Writer-director David Gordon Green and co-writer Danny McBride, the creative team behind the [...]

Writer-director David Gordon Green and co-writer Danny McBride, the creative team behind the newest entry in the resurrected Halloween franchise, confirmed they have "ideas" for future installments.

"You know, I think we were just kind of — in our early ideas of it — just like, 'what would you do if you could?'" McBride told MTV when asked if there was truth to rumors Halloween was initially developed as a pair of back-to-back films.

"But I think both of us were just sort of trying to make sure we didn't blow this one before we got ahead of ourselves and tried to make a whole universe out of it," McBride added.

When pressed about ideas in the closet for potential follow-ups, McBride answered, "There are ideas, yeah."

Producer Jason Blum, who backs the project through the horror-centric Blumhouse, said last month they currently "don't have a plan" for sequels. On Twitter, asked if there would be future films, Blum answered, "I really hope so."

The film has since debuted at the Toronto International Film Festival, debuting on review aggregator Rotten Tomatoes with 100 percent before dipping to a still-fresh 88 percent with 17 reviews counted.
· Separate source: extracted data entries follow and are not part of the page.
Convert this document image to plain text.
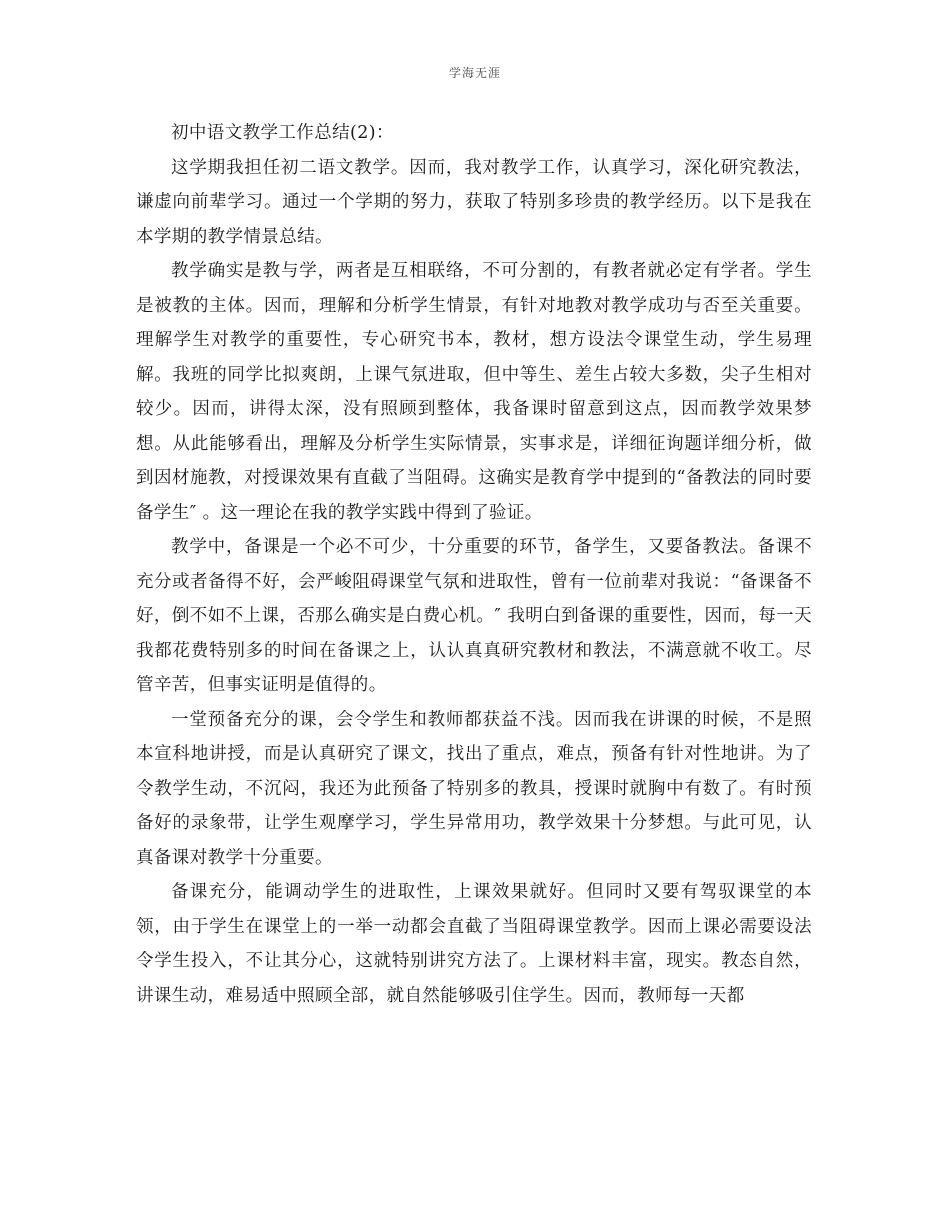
学海无涯

初中语文教学工作总结(2)：

这学期我担任初二语文教学。因而，我对教学工作，认真学习，深化研究教法，谦虚向前辈学习。通过一个学期的努力，获取了特别多珍贵的教学经历。以下是我在本学期的教学情景总结。

教学确实是教与学，两者是互相联络，不可分割的，有教者就必定有学者。学生是被教的主体。因而，理解和分析学生情景，有针对地教对教学成功与否至关重要。理解学生对教学的重要性，专心研究书本，教材，想方设法令课堂生动，学生易理解。我班的同学比拟爽朗，上课气氛进取，但中等生、差生占较大多数，尖子生相对较少。因而，讲得太深，没有照顾到整体，我备课时留意到这点，因而教学效果梦想。从此能够看出，理解及分析学生实际情景，实事求是，详细征询题详细分析，做到因材施教，对授课效果有直截了当阻碍。这确实是教育学中提到的“备教法的同时要备学生″ 。这一理论在我的教学实践中得到了验证。

教学中，备课是一个必不可少，十分重要的环节，备学生，又要备教法。备课不充分或者备得不好，会严峻阻碍课堂气氛和进取性，曾有一位前辈对我说：“备课备不好，倒不如不上课，否那么确实是白费心机。″ 我明白到备课的重要性，因而，每一天我都花费特别多的时间在备课之上，认认真真研究教材和教法，不满意就不收工。尽管辛苦，但事实证明是值得的。

一堂预备充分的课，会令学生和教师都获益不浅。因而我在讲课的时候，不是照本宣科地讲授，而是认真研究了课文，找出了重点，难点，预备有针对性地讲。为了令教学生动，不沉闷，我还为此预备了特别多的教具，授课时就胸中有数了。有时预备好的录象带，让学生观摩学习，学生异常用功，教学效果十分梦想。与此可见，认真备课对教学十分重要。

备课充分，能调动学生的进取性，上课效果就好。但同时又要有驾驭课堂的本领，由于学生在课堂上的一举一动都会直截了当阻碍课堂教学。因而上课必需要设法令学生投入，不让其分心，这就特别讲究方法了。上课材料丰富，现实。教态自然，讲课生动，难易适中照顾全部，就自然能够吸引住学生。因而，教师每一天都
Halloween has earned generally favorable and enthusiastic reactions in its first showings, likely signaling a strong box office performance when it scares its way into theaters just a little more than a week before the actual holiday next month.

Green and McBride, who co-wrote the film with longtime friend and collaborator Jeff Fradley, approached the 40-years-later sequel with a fan-pleasing mindset and an eye turned towards faithfully continuing on from the 1978 John Carpenter-directed original.

"We, like the audience that's waiting for this film, we're ultimately just humongous fans of this series. So I think we were just constantly asking ourselves, 'what do we want to see, and what do we need to see with this?'" McBride said.

McBride added the filmmakers wanted to "find a way to personalize" the latest stab at the long-running franchise, "and make it feel like we could have some ownership over what this chapter was, and not that we were sort of connecting dots."

"We really wanted to try to find a way to get our brains into it in a way that we could put our stamp on it," he explained. "It was really always kind of just putting ourselves in the mindset of the audience, people like us, that have seen this and loved this, 'what are they gonna want to see, what are they gonna be turned on by?'"

Halloween, starring Jamie Lee Curtis, Judy Greer, and Andi Matichak, opens Oct. 19.